The specific, fictious ACER code has been even established to be populated in the REMIT transaction report (field 4) on this occasion -  ACERNONMP.EU -  to indicate that the counterparty to the trade is not a REMIT market participant.

 

It follows, moreover, from the recent update of the ACER's Frequently Asked Questions (FAQs) on REMIT transactions reporting that if market participant designated with the trade report with "ACERNONMP.EU" subsequently registers with the European Registry of Energy Market Participants and informs the counterparty of its ACER code (or any other reportable code) there is a requirement to send a modification report to update the code in previous reports.

 

Hence, there may be specific factual circumstances where the absence of the CEREMP registration may be assessed as legitimate.

 

But, equally, there may be ones, where it is not.

 

In any case, if your trading partner can't show to you its ACER code, such a fact should rise caution.
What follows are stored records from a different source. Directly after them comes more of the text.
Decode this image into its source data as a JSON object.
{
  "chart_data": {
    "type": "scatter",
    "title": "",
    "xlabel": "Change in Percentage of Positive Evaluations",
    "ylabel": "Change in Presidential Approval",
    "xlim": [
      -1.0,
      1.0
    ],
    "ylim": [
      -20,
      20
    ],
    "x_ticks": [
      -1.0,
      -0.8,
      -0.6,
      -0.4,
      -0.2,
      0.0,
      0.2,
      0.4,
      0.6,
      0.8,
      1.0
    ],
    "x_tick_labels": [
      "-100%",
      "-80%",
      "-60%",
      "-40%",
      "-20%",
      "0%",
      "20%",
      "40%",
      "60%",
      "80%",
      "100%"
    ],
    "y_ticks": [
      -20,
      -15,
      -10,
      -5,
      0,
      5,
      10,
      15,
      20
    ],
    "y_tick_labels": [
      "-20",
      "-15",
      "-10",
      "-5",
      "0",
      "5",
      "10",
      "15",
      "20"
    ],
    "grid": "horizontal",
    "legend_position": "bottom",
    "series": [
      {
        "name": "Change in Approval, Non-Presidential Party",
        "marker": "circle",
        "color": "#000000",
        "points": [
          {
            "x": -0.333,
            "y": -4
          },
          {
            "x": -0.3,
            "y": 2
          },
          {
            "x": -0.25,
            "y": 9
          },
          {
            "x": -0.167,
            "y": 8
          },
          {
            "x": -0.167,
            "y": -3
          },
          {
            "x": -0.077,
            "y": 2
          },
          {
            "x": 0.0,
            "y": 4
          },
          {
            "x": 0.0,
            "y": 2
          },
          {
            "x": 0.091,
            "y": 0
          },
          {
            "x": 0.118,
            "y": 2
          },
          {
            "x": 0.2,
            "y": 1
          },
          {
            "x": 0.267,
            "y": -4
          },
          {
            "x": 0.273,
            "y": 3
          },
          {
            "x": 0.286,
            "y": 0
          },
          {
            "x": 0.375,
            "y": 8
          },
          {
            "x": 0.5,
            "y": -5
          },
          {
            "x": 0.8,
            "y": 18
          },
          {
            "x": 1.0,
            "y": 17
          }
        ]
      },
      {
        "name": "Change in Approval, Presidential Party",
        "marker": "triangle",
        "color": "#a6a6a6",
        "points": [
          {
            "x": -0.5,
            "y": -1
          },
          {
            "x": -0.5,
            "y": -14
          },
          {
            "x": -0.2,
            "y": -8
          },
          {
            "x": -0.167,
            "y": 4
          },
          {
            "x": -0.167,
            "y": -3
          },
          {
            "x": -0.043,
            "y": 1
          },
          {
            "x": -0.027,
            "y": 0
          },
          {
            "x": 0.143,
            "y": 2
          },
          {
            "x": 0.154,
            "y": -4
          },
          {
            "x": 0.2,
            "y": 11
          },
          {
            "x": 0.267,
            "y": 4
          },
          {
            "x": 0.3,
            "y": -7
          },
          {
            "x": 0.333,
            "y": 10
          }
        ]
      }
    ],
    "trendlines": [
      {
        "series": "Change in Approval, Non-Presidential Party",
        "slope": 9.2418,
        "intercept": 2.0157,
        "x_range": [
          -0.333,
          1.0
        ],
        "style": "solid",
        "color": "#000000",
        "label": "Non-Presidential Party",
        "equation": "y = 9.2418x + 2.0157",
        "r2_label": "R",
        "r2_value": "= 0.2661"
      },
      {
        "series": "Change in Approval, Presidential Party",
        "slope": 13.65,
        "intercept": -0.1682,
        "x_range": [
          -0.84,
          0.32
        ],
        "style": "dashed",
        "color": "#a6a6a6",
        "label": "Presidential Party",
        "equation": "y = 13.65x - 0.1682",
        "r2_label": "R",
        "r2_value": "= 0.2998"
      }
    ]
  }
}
The reasons for the absence of registration need to be discussed and explained, and the credibility of your counterparty needs to be additionally verified.

 

The company should also scrutiny whether the trading name of its counterparty (assigned to the counterparty's ACER code) is consistently used in the firm's internal records, in particular for the trading, settlement and accounting purposes.

 

Another point of interest would be the legal effects of such a new framwework. Would the consequences of the REMIT registration be analogous to the MiFID Europe-wide passport for investment firms? It would require legislative changes.

 

This conception was already raised in 2011 (Europe-wide passport for wholesale trading in electricity and gas – still fragmentary perception of the production chain), however, without a procedural continuation so far.